Stephen Taub at Institutional Investor published an article this morning warning readers about the temptations of following hedge fund 13F filings. He basically makes three points - 1) positions widely held by hedge funds can lose money, 2) a manager's portfolio can change materially from his/her most recent filing, and 3) hedge funds can "hide" the fact they are accumulating a position by excluding the security from their filing.
I have spoken with Stephen on a couple of occasions and have a lot of respect for him and his work so I'm going to let readers of his article judge it on its own merits. I've also written extensively about the criticisms that he highlights in his article. You can review our most recent article on the subject here. Finally and perhaps speaking the loudest to counter Steve's conclusions - I'd simply point to our actual performance across both managed accounts and exchange traded products.
To enlighten the discussion further, this is a good opportunity to update a key data point that is relevant to the discussion around 13F efficacy. We have often cited our own research that 2/3 of our single manager Top 10 Holdings clones have outperformed a passive broad market index over an extended period of time (since 2000). To be clear, the clone for each manager is long only and holds the manager's largest ten positions, rebalanced quarterly five days after the 45 day 13F filing window closes, equal weighted. To put this in context, Standard and Poor's in their periodic SPIVA Scorecard look at the proportion of active mutual funds that have outperformed their passive benchmark over a 3 and 5 year period by ANY amount. As of June 30, 2012 the SPIVA report shows:
- Only 10% of active mutual funds outperformed their benchmarks over a 1 year period.
- Only 26% outperformed over 3 years
- Only 23%, outperformed over 5 years
So we're saying that our clone portfolios are more likely to outperform the market than active mutual funds by a factor of 2 or 3 to 1. Is that still the case after incorporating 2011/2012 performance? See table below.

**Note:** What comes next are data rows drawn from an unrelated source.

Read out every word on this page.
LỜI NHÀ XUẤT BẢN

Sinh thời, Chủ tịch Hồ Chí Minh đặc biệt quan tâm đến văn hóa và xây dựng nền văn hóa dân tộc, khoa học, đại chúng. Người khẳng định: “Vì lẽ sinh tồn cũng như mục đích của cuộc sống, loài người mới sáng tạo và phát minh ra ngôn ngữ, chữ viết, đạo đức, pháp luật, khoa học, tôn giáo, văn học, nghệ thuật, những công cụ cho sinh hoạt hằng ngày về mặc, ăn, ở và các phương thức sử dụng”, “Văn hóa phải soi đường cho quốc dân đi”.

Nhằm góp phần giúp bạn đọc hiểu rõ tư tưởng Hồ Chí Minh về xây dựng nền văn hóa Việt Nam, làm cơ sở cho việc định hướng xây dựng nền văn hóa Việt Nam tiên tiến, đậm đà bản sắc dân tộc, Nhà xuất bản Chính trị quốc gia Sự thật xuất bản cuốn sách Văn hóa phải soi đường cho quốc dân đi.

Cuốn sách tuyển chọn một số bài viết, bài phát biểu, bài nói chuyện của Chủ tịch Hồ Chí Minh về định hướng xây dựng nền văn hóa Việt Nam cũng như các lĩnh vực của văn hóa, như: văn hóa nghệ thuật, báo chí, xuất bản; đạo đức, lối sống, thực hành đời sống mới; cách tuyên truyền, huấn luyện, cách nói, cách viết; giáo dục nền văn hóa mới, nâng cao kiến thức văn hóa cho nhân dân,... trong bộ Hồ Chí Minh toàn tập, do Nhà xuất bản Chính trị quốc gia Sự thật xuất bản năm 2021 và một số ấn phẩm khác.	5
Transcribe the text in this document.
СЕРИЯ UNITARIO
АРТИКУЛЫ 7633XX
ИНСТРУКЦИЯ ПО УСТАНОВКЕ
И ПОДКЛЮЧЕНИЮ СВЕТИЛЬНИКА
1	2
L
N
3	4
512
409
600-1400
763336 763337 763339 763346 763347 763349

As you can see from the table above the metric still holds - 2/3 of clone portfolios outperform the market since 2000, 1/3 outperform by 4 percentage points annualized since 2000 (that's huge by any measure). If you're wondering who the 12 funds were that outperformed by 10 percentage points since 2000, that information is updated daily for our members on AlphaClone's Leaderboard. The list includes folks you've probably heard of like Appaloossa Management and SPO Advisory and many you likely haven't such as Marathon Asset Management and Advisory Research Inc. If there is an appropriate warning however, it is that when selecting managers to follow, you should beware to chase performance simply based on a manager's single clone over one start point and one end point.